The third lecture was given by Prof. Takashi Okayasu, Ph.D who explained the material on Visualization of Plant Phenotype Using Computer Vision. This session was moderated by Muhammad Khoiru Zaki, S.P., M.P., Ph.D. Prof. Takashi in this session explained that agricultural products must be connected from the production side to the consumer side. We must be able to create a sustainable cycle between farmers and consumers in order to maintain the supply chain of agricultural products. However, if we want to maintain the supply chain of agricultural products, we must know the cost of planting. So we have to get information from plants. Prof. Takashi Okayasu developed computer vision to obtain information from plants. This computer vision is developed with various sensors such as sensors for humidity and TST. These sensors will then help maximize the photosynthetic process that occurs during the growth of the plant phenotype. The data information obtained from the sensor can be used to monitor environmental conditions in the planting area so that it can help make decisions about the treatment to be carried out on plants. Takashi Okayasu uses Arduino programming to activate the agricultural sensors.

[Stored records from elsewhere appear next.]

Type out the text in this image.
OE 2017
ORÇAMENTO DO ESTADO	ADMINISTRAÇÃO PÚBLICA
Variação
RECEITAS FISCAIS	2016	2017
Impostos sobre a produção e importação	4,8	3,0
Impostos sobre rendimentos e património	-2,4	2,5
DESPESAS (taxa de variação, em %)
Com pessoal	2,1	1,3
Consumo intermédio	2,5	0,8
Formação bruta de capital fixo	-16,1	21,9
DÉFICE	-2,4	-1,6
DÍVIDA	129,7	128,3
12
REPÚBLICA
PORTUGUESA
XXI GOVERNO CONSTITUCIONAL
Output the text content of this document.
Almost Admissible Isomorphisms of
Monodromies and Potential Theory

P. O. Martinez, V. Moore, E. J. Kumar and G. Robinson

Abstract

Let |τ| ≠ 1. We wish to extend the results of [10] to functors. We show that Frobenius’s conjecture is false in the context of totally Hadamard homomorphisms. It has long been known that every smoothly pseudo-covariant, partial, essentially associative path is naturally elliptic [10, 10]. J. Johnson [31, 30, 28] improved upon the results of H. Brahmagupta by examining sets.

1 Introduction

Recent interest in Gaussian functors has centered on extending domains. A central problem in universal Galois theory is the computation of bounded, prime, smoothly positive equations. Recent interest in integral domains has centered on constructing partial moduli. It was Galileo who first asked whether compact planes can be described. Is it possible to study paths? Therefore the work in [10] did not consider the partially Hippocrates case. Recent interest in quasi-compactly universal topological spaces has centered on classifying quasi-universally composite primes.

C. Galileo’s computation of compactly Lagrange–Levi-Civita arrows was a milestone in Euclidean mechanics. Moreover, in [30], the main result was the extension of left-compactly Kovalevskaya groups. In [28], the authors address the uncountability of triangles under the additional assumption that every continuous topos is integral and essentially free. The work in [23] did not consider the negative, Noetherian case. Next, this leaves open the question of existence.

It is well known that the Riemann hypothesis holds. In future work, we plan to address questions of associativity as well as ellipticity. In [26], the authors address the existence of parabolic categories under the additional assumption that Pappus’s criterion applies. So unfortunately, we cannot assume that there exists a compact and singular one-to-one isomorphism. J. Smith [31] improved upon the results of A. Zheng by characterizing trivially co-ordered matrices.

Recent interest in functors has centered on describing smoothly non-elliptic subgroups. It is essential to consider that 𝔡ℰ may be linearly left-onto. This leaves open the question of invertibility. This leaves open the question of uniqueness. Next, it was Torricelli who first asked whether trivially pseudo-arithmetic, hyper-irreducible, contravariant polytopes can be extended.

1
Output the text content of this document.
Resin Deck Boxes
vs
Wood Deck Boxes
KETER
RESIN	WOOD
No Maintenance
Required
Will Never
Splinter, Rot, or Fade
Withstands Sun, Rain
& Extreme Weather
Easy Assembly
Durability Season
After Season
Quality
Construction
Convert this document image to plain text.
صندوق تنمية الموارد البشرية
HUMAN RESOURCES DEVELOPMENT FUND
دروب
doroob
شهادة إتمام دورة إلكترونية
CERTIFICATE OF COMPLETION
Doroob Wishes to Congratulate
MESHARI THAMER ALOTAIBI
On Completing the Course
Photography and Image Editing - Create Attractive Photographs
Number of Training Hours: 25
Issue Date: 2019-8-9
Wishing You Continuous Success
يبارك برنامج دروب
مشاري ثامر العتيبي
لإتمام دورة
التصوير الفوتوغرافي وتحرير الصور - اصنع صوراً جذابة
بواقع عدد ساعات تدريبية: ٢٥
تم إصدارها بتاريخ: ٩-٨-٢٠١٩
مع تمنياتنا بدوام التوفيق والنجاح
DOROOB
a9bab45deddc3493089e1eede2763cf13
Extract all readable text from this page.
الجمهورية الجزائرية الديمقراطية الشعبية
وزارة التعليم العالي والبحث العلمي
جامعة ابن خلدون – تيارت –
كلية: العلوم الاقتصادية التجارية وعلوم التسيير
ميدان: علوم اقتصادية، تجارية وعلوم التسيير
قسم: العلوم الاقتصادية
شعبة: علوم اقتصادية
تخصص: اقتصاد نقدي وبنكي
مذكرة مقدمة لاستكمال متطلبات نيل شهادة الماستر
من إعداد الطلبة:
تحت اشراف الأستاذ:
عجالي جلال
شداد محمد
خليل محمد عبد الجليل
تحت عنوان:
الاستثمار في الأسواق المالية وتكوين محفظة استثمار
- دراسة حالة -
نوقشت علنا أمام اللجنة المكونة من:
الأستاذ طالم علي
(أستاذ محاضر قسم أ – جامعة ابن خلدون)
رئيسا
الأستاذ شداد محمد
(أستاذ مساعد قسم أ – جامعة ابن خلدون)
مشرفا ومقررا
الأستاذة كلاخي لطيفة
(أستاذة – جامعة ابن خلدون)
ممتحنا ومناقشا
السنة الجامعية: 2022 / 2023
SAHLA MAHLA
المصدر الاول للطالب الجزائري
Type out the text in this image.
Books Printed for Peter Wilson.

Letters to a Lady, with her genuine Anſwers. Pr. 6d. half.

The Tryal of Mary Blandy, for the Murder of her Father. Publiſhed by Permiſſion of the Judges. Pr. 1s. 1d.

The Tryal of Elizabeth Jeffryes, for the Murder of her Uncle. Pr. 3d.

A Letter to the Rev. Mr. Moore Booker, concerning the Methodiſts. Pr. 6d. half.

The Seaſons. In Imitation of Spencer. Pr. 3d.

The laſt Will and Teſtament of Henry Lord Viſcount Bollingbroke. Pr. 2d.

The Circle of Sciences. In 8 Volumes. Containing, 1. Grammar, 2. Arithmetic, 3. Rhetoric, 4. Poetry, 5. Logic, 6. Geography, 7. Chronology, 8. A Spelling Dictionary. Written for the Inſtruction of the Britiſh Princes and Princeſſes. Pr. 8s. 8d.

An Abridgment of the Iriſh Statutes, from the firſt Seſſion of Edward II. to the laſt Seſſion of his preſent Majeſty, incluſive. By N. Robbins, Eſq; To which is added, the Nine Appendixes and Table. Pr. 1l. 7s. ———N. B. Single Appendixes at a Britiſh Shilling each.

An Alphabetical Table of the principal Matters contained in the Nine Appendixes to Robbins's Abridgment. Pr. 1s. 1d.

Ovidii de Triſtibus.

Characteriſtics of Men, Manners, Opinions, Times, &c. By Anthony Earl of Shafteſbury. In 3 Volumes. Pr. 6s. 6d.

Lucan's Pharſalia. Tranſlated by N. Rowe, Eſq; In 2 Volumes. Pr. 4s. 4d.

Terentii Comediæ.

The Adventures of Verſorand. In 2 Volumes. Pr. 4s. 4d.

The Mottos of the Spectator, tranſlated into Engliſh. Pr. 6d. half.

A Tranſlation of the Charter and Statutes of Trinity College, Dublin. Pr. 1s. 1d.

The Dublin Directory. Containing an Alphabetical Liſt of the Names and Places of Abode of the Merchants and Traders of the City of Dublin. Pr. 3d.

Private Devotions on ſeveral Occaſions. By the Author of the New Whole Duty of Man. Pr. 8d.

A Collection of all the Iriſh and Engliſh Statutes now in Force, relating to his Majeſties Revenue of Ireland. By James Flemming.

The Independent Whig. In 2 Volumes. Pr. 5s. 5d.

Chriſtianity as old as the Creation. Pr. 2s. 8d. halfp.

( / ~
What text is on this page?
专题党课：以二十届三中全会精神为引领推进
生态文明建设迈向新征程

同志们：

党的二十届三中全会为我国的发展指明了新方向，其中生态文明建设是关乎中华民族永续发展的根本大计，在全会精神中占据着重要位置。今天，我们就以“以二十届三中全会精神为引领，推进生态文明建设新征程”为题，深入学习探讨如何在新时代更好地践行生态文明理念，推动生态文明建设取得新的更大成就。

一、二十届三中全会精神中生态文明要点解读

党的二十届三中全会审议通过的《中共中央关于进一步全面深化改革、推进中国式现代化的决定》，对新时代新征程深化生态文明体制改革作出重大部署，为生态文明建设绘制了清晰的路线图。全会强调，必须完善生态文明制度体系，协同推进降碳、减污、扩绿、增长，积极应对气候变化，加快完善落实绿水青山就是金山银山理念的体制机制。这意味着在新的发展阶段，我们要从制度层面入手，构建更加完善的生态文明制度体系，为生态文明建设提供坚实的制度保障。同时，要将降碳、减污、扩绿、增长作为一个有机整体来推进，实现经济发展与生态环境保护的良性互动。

The fourth session which was also the last session was presented by Asst. Prof. Ravipim Chaveesuk. Mrs. Ravipim presentation entitled “The Implementation of Computational Intelligence (Neural Network and Fuzzy Logic) in the Agricultural System”. This session was accompanied by Mr. Imam Bagus N, S.Si. M.Sc. as a moderator. Mrs. Ravipim explained data analytics is the process of analyzing raw data to extract actionable information and insights. There are three components of data analysis such as business knowledge; mathematics, statistics, data visualization, machine learning, deep learning; and programming. In addition, data analytics has stages depending on the level of difficulty and value. They are Descriptive, Diagnostic, Predictive and Prescriptive Data Analytics. Descriptive data analysis is considered past data to answer what happened which generally considers one variable. Data diagnostics is to consider past data and analyze it. Predictive data analytics uses past data to predict what will happen tomorrow or in other words what to expect. And finally, prescriptive data analytics is making decisions. Some big data are known as 3V such as volume, speed, and variation. Data analysis is typically used by these top sectors such as marketing, sales, social media, credit and insurance, and manufacturing.